Moreover, during the hearings with Orange managers, the audit mission was told that "the decision to activate the crisis system had not been triggered by the alert escalation from the services of emergencies but by the degradation of traffic on the interconnection between the IP and RTC networks which affected all numbers". This situation explains the spontaneous reaction of a representative of Orange during a meeting of the interministerial crisis center indicating "that companies have also been affected", a remark perceived by some as an indication of a lack of consideration of the nature vital emergency that was linked to this crisis. The report acknowledges, however, that the random nature of the malfunctions (intermittent outages, no blackouts) and their location did not make it easier for Orange to identify the reality and extent of the problem, nor to immediately detect the particular impact it could have on certain sensitive numbers.
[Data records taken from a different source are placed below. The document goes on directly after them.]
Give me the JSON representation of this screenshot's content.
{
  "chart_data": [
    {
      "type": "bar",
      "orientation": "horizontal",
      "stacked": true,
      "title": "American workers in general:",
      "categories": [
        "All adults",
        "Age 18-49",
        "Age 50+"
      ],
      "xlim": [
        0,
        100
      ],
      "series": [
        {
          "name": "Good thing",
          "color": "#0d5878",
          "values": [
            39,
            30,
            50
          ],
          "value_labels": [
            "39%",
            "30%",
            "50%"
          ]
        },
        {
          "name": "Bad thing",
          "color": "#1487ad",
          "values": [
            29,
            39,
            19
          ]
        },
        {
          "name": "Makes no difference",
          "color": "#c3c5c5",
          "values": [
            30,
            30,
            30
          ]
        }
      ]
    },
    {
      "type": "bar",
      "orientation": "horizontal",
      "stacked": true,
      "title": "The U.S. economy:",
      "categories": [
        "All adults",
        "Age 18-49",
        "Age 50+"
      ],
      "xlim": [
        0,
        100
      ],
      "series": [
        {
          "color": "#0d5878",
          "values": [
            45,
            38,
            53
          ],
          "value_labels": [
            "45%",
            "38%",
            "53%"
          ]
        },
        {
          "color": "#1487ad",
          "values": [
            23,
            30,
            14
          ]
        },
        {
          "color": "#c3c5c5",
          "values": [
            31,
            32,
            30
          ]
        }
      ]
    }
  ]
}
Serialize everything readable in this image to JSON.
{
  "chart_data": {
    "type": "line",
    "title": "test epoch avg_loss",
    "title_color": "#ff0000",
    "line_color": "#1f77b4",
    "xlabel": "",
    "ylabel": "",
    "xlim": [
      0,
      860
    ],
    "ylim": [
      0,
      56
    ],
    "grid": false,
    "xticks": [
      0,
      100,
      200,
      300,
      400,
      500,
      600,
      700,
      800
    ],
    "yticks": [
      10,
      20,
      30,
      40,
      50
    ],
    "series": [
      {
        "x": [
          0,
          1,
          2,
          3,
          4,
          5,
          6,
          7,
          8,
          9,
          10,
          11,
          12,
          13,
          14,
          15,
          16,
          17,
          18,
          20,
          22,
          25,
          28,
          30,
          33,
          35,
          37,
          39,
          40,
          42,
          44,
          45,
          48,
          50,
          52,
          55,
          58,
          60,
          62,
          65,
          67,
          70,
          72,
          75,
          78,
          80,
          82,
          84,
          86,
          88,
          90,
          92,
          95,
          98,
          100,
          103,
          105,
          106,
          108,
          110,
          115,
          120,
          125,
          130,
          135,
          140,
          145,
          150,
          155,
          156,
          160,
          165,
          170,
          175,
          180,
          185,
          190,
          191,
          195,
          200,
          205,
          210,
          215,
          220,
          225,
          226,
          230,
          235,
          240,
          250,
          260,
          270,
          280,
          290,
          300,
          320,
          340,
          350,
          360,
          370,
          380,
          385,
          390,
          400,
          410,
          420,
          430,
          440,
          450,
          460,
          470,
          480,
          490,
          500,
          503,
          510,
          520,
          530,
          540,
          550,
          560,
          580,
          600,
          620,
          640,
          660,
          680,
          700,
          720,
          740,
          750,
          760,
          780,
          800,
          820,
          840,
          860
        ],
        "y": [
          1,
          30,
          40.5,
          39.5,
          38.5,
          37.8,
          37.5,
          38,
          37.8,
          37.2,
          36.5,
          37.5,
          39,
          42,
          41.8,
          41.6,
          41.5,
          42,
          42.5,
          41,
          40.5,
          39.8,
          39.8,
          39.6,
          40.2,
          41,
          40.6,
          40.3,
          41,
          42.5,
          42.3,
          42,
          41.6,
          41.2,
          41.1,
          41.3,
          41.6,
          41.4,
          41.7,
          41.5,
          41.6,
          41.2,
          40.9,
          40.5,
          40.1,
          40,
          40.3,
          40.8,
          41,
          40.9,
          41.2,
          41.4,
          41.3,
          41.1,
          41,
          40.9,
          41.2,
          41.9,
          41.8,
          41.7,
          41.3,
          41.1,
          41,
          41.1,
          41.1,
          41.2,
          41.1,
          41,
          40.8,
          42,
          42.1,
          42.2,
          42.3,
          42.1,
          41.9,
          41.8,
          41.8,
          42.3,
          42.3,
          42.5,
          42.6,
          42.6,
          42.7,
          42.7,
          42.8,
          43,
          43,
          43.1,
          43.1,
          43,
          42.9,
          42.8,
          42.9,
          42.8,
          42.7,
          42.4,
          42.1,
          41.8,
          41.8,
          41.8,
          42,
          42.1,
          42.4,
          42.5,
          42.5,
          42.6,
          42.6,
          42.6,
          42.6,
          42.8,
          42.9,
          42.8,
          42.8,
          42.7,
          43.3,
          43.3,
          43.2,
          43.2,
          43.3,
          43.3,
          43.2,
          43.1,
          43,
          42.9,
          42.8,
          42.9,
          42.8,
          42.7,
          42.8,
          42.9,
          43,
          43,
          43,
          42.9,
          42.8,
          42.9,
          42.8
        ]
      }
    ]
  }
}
It lacked a device that would allow earlier detection of an impact that occurred at 4:45 p.m. but whose magnitude Orange does not seem to have identified until an hour later, if we refer to its handrail. Even the monitoring of social networks provided by Orange's marketing departments, for lack of a link with the technical supervision departments, did not make it possible to speed up the detection of the problem. One of the third-party operators was unable to contact Orange until 8:42 p.m. Lack of advice from Orange to circumvent the problem Orange did not provide either locally or national level, real advice and decision support, or workarounds, at least during the evening and night of June 2 to 3. In general, the messages from Orange seem above all to have been intended to reassure, even to make them wait, as one would do in a traditional commercial relationship.